L’objectif de cet article, qui s’appuie sur une enquête qualitative menée auprès de soixante-dix parents séparés, est de mettre la focale sur les changements d’organisation des modalités de résidence des enfants après une séparation. Derrière une apparente stabilité juridique et statistique des modes de résidence se jouent des ajustements informels entre les ex-conjoints au gré des aléas du quotidien. Ils s’articulent autour de trois préalables tacites – l’anticipation, la réciprocité et une relation apaisée – mais dépendent aussi des conditions matérielles qui pèsent sur ces arrangements. L’analyse du passage d’un mode de résidence à un autre, moins fréquent, met au jour un gradient de situations allant d’une décision consensuelle des parents à un affrontement sur la résidence des enfants. L’analyse des justifications de ces changements d’organisation laisse, par ailleurs, entrevoir une rhétorique de la « bonne parentalité » dans le contexte des séparations. Le souci de « faire au mieux » pour l’enfant est la raison qui prédomine dans les discours. Cette norme altruiste de « l’intérêt de l’enfant » est mobilisée autant par les hommes que par les femmes. Elle renvoie à trois acceptions prédominantes : respecter le principe d’une coparentalité, privilégier l’unité de la fratrie et écouter son enfant. D’autres registres plus personnels s’y mêlent, de façon plus ou moins assumée, comme des raisons professionnelles, une remise en couple ou, plus rarement, la dénonciation du désinvestissement de l’autre parent.
Organisational Changes in the Residence of Children Following a Separation: Arrangements made in the Child’s Interest?

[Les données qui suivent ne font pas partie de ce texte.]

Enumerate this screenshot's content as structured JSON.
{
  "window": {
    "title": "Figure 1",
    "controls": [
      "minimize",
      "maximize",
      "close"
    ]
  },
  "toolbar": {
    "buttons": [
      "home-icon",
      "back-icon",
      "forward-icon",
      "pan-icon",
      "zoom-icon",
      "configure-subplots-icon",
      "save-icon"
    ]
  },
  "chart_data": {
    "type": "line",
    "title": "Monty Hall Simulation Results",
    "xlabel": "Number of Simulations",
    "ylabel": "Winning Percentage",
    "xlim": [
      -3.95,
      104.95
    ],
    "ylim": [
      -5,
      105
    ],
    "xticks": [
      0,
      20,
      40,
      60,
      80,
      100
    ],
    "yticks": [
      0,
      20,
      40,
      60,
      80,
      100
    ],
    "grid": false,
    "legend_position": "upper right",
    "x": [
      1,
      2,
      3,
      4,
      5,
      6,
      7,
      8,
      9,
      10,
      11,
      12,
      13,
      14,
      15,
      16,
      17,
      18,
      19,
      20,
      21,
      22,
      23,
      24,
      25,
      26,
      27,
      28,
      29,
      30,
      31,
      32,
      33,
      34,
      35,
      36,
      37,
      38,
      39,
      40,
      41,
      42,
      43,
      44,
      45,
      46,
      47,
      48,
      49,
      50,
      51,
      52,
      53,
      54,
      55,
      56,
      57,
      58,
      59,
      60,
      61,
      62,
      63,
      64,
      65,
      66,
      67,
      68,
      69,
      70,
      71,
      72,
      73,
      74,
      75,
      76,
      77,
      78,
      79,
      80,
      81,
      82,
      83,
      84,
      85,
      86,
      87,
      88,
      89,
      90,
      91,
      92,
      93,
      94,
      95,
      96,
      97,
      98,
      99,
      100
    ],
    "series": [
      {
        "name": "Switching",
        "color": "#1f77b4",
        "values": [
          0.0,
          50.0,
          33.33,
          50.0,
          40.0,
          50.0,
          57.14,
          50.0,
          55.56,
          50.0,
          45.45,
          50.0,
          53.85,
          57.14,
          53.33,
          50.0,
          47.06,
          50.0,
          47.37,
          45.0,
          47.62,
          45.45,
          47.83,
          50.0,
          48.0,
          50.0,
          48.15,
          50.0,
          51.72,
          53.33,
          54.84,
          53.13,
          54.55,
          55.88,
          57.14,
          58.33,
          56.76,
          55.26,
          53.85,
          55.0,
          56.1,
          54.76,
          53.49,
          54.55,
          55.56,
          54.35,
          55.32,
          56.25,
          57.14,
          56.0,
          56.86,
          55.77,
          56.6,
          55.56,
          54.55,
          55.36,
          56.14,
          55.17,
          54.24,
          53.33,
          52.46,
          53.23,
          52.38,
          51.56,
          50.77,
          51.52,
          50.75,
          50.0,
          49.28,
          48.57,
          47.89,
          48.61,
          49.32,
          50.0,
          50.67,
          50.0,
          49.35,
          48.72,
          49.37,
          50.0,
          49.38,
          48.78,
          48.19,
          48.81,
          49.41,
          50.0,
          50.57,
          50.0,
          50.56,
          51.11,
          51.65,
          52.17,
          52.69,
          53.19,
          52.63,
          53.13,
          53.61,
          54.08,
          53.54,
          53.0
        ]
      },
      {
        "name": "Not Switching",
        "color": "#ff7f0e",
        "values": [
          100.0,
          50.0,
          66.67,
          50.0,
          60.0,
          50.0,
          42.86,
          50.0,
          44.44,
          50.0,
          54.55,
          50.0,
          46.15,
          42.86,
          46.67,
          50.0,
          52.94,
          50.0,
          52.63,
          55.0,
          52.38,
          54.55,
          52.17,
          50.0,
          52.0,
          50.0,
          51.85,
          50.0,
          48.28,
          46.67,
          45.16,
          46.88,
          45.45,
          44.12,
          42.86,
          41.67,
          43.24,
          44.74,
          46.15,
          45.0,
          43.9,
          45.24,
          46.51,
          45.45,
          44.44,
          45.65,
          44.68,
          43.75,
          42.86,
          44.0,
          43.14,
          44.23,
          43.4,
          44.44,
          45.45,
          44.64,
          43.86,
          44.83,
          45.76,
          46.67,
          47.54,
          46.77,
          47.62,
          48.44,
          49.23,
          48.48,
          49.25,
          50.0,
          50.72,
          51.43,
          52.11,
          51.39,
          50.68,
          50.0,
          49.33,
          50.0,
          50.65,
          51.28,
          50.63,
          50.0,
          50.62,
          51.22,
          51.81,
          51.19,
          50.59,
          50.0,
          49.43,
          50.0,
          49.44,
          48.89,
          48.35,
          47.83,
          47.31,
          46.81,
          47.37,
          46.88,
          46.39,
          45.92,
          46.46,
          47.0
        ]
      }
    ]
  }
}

Drawing on a qualitative survey administered to 70 separated parents, this article focuses on organisational changes in the residential arrangements of children following a separation. Behind the apparent legal and statistical stability of residence modes lie informal adjustments between ex-partners informed by daily contingencies. The adjustments are based on three tacit prerequisites – anticipation, reciprocity and calmer relations – but also depend on material conditions that weigh on the arrangements. An analysis of the shift, less common, from one residential mode to another, reveals a gradation of situations ranging from a consensual decision by the parents to clashes over the residence of the children. An assessment of the justifications for these organisational changes points to a rhetoric of “good parenting” in the context of separations. The desire to “do one’s best” for the child is the most predominant justification for the interviewees. This altruistic norm of doing things “in the interest” of the child is cited by men as often as it is by women and corresponds to three main acceptations: respecting the principle of coparenting, favouring the unity of siblings and listening to one’s child. Other, more personal registers, assumed to a varying degree, also play a part, such as occupational reasons, the reforming of a couple and, more rarely, accusations of the disinvestment of the other parent.